The way a board’s trucks are attached to the deck has a big impact on how it rides while cruising. The trucks are bolted underneath the deck on the majority of mini-cruisers. As a result, cruisers are higher off the ground, making them more difficult to push – your kicking foot must drop further to reach the ground, and your standing knee must bend further.

So you get the idea: cruisers are best for riding short-ish distances; their topmount design and small wheels make them unsuitable for long-distance skating. In general, cruisers aren’t the best choice for downhill speed.

On the other hand, a full-size cruising longboard can be topmount (like most pintails) or drop-through (where the trucks traverse the deck through holes).

Longboard vs. cruiser: which is better?

By longboard standards, cruisers typically have small wheels, typically in the 55-65mm range, to match smaller trucks and a smaller deck – larger wheels cause wheelbite. Smaller wheels also contribute to the board’s lighter weight. However, cruiser wheels are typically larger than those found on a traditional street skateboard, which are typically around 50mm in diameter.

Longboards can reach higher speeds because of their larger wheels, which roll faster. Most longboards designed for cruising, like mini-cruisers, have softer wheels for better grip and cushioning on rough terrain. For sliding, freeriding and freestyle require harder wheels.


So, what’s the difference between a cruiser and a longboard, and how do you choose between the two? A cruiser is ideal for short distance rides in congested or crowded areas. It’s small, light, and portable, so you can take it with you wherever you go. A cruiser is not well-suited to long distance travel or fast riding.

For pushing long distances and riding downhill at higher speeds, a longboard is more stable and comfortable.
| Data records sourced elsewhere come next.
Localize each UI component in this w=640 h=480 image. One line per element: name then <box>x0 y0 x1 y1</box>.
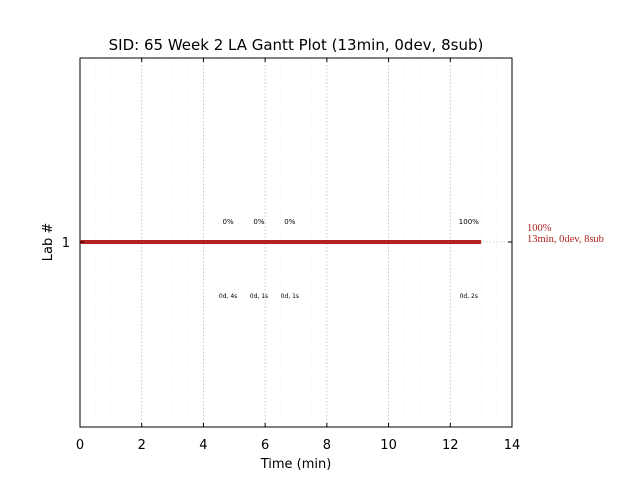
y-axis: 1 <box>62 236 512 251</box>
submission-detail-label: 0d, 1s <box>250 293 268 300</box>
x-tick-label: 14 <box>504 438 521 453</box>
x-axis: 0 2 4 6 8 10 12 14 <box>76 58 520 453</box>
chart-title: SID: 65 Week 2 LA Gantt Plot (13min, 0de… <box>109 36 484 54</box>
x-tick-label: 8 <box>323 438 331 453</box>
x-tick-label: 2 <box>138 438 146 453</box>
submission-percent-label: 100% <box>459 218 479 226</box>
x-tick-label: 4 <box>199 438 207 453</box>
annotations: 0% 0d, 4s 0% 0d, 1s 0% 0d, 1s 100% 0d, 2s <box>219 218 479 300</box>
submission-percent-label: 0% <box>223 218 234 226</box>
x-tick-label: 0 <box>76 438 84 453</box>
submission-detail-label: 0d, 2s <box>460 293 478 300</box>
x-tick-label: 6 <box>261 438 269 453</box>
summary-label: 100% 13min, 0dev, 8sub <box>527 223 604 245</box>
summary-percent: 100% <box>527 223 552 234</box>
submission-percent-label: 0% <box>253 218 264 226</box>
summary-stats: 13min, 0dev, 8sub <box>527 234 604 245</box>
x-axis-label: Time (min) <box>260 457 332 472</box>
y-axis-label: Lab # <box>41 223 56 262</box>
submission-detail-label: 0d, 1s <box>281 293 299 300</box>
submission-percent-label: 0% <box>284 218 295 226</box>
submission-detail-label: 0d, 4s <box>219 293 237 300</box>
x-tick-label: 10 <box>380 438 397 453</box>
y-tick-label: 1 <box>62 236 70 251</box>
x-tick-label: 12 <box>442 438 459 453</box>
It has a much wider turning radius than a cruiser, but it’s also longer, heavier, and more difficult to transport and store.

Depending on the tricks you do, both cruisers and longboards can be used for freestyle. Bowling is possible on some cruisers, while stepping tricks and dancing are best done on longer boards with kicks. Consider getting a street deck or a “hybrid” longboard if you’re into heavier freestyling.